Street App Stores: Disruptions to Watch

Kabul: market & content kiosks
 

Many Kabuli residents looking for new mobile phone ringtones, wallpapers and applications to spice up their mobile phone turn to their neighbourhood content kiosk – all that is needed to set up as a vendor is a PC; access to power; a DVD starter pack of pirated content and walk-by trade. Whilst the market today is dominated by stand-alone specialists this will change.

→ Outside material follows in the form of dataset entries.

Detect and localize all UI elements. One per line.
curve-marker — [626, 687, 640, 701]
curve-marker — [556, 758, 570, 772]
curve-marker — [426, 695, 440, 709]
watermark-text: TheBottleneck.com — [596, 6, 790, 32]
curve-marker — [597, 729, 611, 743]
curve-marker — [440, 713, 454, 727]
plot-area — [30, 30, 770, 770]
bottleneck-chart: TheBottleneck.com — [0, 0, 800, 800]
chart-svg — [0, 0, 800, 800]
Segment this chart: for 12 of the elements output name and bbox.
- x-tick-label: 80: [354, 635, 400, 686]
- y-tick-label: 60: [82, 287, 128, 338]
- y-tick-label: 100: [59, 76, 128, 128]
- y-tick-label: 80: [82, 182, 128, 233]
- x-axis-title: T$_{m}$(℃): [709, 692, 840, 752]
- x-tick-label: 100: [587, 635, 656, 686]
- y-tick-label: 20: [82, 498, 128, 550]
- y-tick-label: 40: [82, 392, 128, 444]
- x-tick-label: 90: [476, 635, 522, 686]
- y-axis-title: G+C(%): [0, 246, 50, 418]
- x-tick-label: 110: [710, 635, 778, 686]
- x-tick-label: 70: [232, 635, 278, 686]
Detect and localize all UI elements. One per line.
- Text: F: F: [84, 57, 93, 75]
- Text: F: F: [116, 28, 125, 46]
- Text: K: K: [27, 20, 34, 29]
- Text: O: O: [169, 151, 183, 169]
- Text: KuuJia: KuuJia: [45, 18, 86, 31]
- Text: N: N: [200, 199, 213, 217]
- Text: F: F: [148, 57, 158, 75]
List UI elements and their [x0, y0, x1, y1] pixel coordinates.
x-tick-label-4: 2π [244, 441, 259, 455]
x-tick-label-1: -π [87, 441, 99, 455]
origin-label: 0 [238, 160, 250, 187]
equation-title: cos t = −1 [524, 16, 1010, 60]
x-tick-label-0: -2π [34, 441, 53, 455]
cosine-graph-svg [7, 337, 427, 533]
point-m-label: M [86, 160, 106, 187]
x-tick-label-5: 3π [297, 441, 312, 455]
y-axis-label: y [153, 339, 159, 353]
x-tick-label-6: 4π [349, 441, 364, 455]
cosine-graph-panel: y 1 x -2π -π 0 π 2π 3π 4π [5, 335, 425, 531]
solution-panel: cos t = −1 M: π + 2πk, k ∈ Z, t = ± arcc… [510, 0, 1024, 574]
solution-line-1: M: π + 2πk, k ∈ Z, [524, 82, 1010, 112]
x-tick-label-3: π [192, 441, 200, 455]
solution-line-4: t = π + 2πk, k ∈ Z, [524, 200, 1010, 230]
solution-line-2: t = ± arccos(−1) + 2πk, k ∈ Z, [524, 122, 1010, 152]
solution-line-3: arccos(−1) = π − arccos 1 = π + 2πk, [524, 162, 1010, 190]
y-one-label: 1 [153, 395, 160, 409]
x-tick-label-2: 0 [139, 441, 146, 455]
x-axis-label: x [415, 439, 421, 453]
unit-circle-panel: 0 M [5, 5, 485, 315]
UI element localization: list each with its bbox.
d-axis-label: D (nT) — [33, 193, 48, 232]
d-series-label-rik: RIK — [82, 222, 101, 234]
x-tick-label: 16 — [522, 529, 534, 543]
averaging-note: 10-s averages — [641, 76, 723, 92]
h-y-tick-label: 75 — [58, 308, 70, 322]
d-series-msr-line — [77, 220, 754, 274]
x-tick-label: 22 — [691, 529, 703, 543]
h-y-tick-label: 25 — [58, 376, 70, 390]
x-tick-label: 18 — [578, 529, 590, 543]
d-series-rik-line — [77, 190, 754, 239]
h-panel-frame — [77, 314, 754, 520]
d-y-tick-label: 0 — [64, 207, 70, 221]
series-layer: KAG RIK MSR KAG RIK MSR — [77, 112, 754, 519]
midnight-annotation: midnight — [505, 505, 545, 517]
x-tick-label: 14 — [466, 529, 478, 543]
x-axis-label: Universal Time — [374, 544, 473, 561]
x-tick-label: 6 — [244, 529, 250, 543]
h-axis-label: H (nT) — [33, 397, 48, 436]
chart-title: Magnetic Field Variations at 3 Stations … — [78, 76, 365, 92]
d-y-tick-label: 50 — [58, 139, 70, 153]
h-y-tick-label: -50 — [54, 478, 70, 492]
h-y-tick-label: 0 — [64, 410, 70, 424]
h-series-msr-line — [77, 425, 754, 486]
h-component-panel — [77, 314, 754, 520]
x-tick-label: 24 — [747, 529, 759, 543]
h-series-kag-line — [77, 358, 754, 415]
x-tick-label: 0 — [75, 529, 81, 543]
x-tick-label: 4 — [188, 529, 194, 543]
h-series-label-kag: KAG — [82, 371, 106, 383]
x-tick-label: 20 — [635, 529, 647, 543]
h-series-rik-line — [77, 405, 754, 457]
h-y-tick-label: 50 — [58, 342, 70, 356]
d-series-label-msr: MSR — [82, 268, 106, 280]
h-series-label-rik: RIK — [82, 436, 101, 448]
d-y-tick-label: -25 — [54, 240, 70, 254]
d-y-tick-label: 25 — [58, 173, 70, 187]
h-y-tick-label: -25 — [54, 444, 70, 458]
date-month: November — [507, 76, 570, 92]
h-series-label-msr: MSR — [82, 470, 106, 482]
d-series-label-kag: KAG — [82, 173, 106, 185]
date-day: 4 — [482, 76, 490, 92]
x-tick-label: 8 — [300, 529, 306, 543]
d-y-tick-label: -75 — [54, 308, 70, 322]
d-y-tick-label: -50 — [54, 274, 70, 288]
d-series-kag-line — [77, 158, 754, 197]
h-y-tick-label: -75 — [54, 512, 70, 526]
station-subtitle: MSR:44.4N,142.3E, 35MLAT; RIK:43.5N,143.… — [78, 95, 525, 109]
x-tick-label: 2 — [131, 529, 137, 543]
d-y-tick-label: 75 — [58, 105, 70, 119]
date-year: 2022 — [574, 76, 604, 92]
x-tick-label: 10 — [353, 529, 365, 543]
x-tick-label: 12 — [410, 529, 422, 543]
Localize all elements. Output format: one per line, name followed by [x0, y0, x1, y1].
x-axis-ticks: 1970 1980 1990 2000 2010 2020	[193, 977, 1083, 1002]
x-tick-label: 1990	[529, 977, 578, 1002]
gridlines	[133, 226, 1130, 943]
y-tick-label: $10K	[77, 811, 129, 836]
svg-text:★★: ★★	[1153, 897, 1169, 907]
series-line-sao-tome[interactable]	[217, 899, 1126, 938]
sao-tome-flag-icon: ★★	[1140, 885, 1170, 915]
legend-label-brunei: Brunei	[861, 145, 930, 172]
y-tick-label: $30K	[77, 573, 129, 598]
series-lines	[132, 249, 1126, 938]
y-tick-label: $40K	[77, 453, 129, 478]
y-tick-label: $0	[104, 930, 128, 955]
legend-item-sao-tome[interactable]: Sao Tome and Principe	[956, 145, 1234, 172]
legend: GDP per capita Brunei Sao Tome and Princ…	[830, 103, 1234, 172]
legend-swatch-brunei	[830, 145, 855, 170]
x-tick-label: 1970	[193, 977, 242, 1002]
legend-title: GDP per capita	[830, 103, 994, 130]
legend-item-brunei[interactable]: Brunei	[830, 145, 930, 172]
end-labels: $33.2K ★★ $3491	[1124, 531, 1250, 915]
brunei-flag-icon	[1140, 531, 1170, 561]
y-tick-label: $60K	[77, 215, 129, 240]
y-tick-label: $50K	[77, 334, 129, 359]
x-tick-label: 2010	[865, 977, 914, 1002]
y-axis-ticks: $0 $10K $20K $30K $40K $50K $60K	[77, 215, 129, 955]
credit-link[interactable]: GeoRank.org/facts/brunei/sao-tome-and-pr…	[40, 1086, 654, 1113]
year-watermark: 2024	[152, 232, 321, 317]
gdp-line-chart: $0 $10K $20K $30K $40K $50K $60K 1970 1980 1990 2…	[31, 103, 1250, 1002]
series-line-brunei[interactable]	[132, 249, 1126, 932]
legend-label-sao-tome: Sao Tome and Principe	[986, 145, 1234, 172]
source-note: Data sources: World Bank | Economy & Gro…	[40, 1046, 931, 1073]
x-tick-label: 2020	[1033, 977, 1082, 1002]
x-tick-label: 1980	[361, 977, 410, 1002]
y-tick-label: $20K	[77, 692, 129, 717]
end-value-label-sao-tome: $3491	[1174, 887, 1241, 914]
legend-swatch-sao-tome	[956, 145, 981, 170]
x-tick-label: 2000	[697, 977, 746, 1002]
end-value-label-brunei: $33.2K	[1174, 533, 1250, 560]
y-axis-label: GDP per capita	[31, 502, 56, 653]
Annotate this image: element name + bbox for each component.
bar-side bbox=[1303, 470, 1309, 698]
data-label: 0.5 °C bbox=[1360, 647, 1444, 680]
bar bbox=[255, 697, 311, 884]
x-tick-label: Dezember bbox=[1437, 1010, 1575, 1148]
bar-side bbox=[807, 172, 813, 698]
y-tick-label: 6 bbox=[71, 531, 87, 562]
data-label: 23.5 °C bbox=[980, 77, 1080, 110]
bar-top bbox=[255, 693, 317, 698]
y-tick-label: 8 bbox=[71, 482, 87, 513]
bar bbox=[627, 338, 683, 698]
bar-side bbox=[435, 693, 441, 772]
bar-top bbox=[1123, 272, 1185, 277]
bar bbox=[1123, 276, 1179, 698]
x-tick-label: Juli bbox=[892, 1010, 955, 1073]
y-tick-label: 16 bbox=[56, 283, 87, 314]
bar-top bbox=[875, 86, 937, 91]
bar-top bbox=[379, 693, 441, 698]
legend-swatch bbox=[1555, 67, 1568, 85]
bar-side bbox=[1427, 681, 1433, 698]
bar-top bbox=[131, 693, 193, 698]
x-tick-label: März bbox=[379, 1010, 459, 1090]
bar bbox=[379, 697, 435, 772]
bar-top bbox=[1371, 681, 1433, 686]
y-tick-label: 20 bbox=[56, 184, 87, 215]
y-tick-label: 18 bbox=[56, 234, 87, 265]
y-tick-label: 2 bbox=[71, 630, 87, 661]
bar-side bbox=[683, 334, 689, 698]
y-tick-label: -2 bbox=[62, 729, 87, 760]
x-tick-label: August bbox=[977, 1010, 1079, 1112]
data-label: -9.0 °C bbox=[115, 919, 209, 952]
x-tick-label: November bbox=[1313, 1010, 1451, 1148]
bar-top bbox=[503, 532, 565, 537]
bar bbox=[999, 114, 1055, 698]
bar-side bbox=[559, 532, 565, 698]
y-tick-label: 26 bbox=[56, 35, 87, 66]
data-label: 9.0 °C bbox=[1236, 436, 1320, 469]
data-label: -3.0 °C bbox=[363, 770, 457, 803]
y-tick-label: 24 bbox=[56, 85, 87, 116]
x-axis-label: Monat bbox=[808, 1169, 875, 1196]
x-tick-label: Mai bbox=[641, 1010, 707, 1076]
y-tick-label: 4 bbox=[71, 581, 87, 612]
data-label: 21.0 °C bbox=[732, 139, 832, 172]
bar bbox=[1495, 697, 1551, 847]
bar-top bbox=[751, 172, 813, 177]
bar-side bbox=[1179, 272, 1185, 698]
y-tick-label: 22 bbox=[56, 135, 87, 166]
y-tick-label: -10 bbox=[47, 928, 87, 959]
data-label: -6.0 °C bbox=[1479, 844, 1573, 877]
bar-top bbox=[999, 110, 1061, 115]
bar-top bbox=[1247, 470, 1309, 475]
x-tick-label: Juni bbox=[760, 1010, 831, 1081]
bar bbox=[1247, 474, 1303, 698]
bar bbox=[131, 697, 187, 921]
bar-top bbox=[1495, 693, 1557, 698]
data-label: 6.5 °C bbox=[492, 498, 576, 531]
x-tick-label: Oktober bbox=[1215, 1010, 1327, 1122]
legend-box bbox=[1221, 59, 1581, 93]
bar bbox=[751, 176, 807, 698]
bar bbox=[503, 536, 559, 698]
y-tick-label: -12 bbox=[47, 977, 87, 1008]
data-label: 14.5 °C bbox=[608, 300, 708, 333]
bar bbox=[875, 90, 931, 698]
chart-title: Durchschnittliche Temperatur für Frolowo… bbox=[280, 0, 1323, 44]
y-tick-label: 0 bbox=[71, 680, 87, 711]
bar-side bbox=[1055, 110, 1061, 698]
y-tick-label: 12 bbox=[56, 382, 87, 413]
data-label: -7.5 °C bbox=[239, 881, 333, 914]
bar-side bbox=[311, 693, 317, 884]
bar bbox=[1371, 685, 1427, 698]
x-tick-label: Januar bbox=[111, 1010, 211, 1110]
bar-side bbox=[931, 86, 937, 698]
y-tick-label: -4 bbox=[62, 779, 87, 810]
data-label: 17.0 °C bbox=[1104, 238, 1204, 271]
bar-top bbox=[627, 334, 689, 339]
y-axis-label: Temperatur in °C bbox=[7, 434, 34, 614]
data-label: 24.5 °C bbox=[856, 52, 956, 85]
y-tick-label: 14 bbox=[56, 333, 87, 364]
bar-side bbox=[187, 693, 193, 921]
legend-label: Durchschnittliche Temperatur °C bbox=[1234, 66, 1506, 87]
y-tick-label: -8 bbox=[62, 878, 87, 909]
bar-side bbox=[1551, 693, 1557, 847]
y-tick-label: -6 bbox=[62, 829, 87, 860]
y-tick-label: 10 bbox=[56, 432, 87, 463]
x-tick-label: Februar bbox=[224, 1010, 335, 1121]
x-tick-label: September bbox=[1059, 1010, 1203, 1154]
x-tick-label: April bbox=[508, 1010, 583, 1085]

Expect to see three disruptions in this space: the prevalence of cheap net books will lower the cost of entry and enabled vendors without constant access to mains power and/or a backup generator to set up shop – currently most content sits on desktop PC’s, the mobility offered by net books make it feasible to perch a unit to the side of a shop counter and gives the vendor something to do (playing games) whilst waiting for the next customer; the global move towards Micro-USB for charging mobile phones will also lower the barriers to transfer data – currently there are numerous methods to move data from PC to mobile phone and the consumer experience is highly variable – a standardised service makes it more of a viable proposition, and the net book is also able to function as a charging hub, and whilst not ideal it enables drop-off/ transfer/pick-up type behaviours; a shorter distance to the nearest internet connected hub to download/obtain recent content for resale.

Behavioural change? Content provision becomes much more of an impulse purchase.

Net books aren’t particularly well suited to dusty environments – something that may reduce their working life to ~12 months. Whether the street hack guys will step up and repair devices will depend on the volumes sold and whether components are sufficiently standardised.